Jean-François Herman werd op 29 januari 1783 in Brussel geboren. Hij was notaris van beroep en werd op 19 februari 1828 benoemd tot gemeenteraadslid. Op 31 augustus 1829 werd hij door het Nederlandse regime benoemd tot burgemeester van Schaarbeek. Toen de Revolutie van 1830 uitbrak, vestigde prins Willem van Oranje zijn hoofdkwartier in Hermans huis in de Koningsstraat. Op 27 september nam de prins in een benarde situatie 22 Schaarbeekse gijzelaars gevangen, ondanks het sterke verzet van de burgemeester. Ze werden met Nederlandse troepen naar Antwerpen gebracht en op 18 oktober bevrijd.

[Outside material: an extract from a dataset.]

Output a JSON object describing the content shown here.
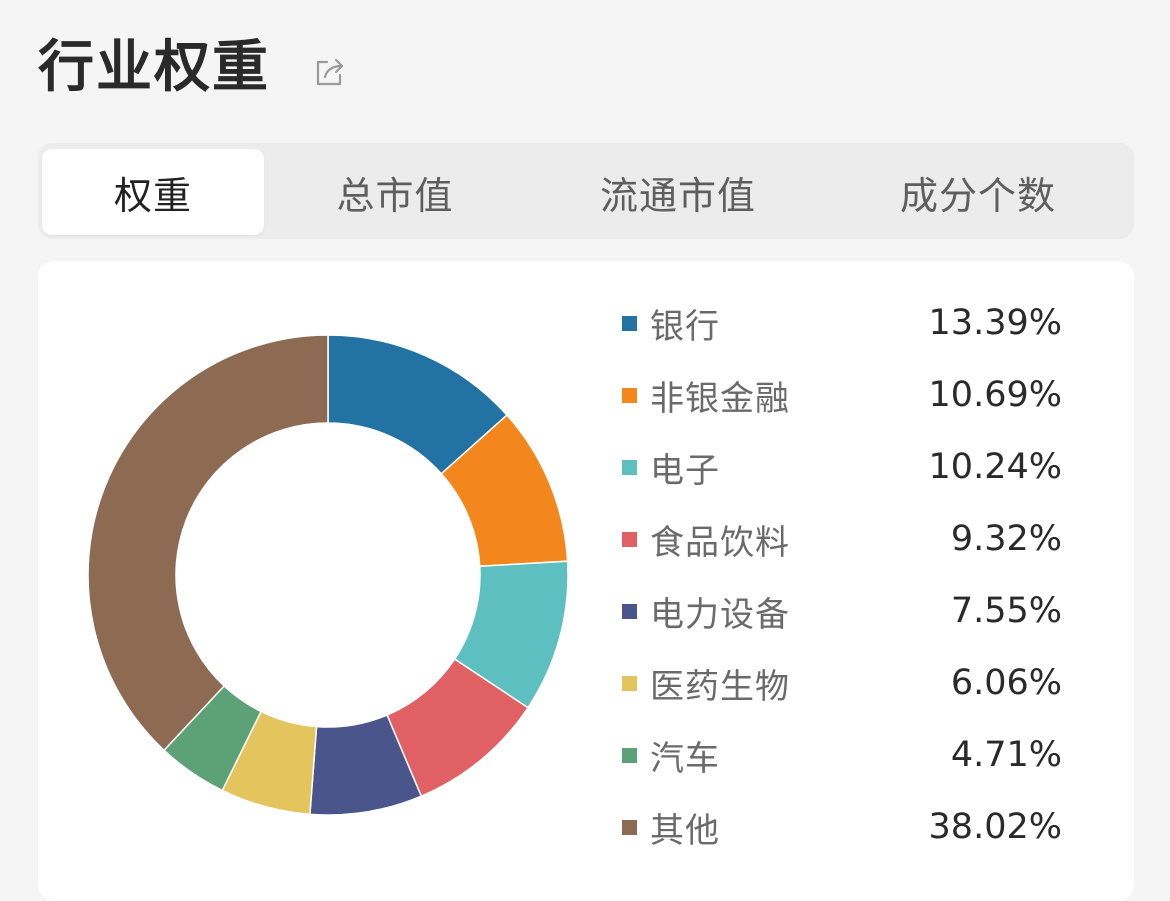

Toen het land onafhankelijk was geworden, werd de gemeenteraad op 22 oktober 1830 via het censuskiesrecht gekozen. Jean-François Herman werd bijna unaniem (met 61 van de 62 uitgebrachte stemmen) herverkozen en herbenoemd tot burgemeester. Tijdens zijn burgemeesterschap werden er nieuwe verbindingswegen naar Schaarbeek aangelegd. In 1833 liet de gemeente samen met ingenieur Jean-Baptiste Vifquain (ook wel Vifquin gespeld), die de verbindingsweg tussen het Paleizenplein in het centrum van Brussel en de gemeente Laken ontwierp, een brug over het kanaal bouwen, de “Censkensbrug”, waar een doorgangsrecht werd geheven. In 1835 werd het eerste treinstation van Brussel ingehuldigd (aan de Groendreef). Deze twee nieuwe verbindingswegen zouden een belangrijke bijdrage leveren aan de ontwikkeling van de gemeente, in het bijzonder in het lager gelegen deel van Schaarbeek (de zogenaamde “faubourg de Cologne”). Herman bleef burgemeester tot zijn dood op 30 november 1835.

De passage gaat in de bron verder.